Spanish prosecutors alleged the state-run Chinese bank helped launder tens of millions of dollars in illegal funds and tax fraud from criminal organizations, according to a 2017 Reuters report.

The United States Federal Reserve cited the bank for “significant deficiencies” in safeguards against money laundering in 2018, and the bank later paid $5.3 million USto settle the matter with U.S. regulators, according to Reuters.

B.C. is conducting a public inquiry into the effects of money-laundering on the provincial economy, including casinos, the real estate sector and luxury automobiles.

The potential $10-million sale showed up on a list of savings on ICBC’s financial projections before the 2017 election, even though the transaction was never completed, Eby said.

“For ICBC’s projected fiscal [plan] going into the election, it was booked as being sold,” said Eby. “But it has never been sold.”
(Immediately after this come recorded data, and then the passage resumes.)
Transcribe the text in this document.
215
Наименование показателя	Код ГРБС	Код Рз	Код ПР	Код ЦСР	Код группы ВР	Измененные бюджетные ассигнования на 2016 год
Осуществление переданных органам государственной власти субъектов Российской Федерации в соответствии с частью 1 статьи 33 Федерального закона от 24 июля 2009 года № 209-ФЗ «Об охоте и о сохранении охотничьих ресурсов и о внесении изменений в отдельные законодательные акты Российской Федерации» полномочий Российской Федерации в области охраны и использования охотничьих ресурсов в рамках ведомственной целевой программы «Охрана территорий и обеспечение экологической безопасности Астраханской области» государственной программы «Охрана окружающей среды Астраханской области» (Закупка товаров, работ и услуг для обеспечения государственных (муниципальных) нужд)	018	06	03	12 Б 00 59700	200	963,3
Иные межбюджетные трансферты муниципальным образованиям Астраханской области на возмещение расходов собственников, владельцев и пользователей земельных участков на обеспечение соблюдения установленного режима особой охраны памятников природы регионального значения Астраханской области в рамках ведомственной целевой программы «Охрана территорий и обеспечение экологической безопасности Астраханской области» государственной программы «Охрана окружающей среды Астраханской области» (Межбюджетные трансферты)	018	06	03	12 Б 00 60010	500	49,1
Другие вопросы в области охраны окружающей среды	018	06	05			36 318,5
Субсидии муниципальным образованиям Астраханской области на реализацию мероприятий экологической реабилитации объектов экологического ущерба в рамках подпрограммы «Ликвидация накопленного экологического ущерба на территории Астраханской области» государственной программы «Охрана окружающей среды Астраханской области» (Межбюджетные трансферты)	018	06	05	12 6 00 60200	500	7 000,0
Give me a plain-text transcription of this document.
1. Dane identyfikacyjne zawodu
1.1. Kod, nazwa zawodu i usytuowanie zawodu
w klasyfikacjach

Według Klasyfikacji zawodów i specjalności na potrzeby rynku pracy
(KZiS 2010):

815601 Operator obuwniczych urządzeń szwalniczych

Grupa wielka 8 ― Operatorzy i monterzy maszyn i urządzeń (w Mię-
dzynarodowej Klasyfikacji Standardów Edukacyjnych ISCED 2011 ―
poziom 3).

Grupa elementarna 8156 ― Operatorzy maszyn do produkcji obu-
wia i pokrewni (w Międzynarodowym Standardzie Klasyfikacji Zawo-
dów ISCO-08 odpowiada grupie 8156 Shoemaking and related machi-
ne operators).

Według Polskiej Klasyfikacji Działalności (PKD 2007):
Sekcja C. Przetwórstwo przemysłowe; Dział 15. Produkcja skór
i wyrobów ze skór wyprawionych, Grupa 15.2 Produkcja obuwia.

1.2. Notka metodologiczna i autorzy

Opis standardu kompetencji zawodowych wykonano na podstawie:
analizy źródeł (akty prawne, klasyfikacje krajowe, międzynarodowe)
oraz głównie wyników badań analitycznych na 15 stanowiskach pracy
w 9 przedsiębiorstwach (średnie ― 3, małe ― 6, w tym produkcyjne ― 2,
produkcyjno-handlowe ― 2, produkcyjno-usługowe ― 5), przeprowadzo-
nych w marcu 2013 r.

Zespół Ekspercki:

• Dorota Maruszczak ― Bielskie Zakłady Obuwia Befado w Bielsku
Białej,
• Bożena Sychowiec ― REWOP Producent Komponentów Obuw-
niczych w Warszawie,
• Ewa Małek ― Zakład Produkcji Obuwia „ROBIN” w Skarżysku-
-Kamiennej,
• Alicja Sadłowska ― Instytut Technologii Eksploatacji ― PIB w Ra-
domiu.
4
Eby said such creative accounting was a habit of the previous Liberal government, as it tried to use a series of last-minute manoeuvres inside ICBC to make it appear in better financial shape than it was.

“It’s kind of reflective, I think, of the desperation of trying to find things to sell to conceal the deficit at ICBC before the election,” said Eby.

Stone denied that, saying the web domain sale, as well as the potential sale of ICBC’s North Vancouver headquarters building, were pitched by senior ICBC officials but ultimately vetoed by him as minister.

“Was it an option presented to us by ICBC? Absolutely. We opted not to do it,” said Stone.

“It was suggested by ICBC on a long list of potential strategies. … But that’s where it started and ended. There was never a deal on that. Cabinet never authorized a deal on that. There was no revenue booked on that. This is all fiction.”

Stone accused Eby of trying to distract from a court ruling last week in which Eby’s attempts to limit the number of medical expert reports in ICBC court cases was ruled unconstitutional.

ICBC was hemorrhaging money internally in 2017, but voters were unaware during the election campaign. ICBC has lost almost $2.5 billion during the past two years.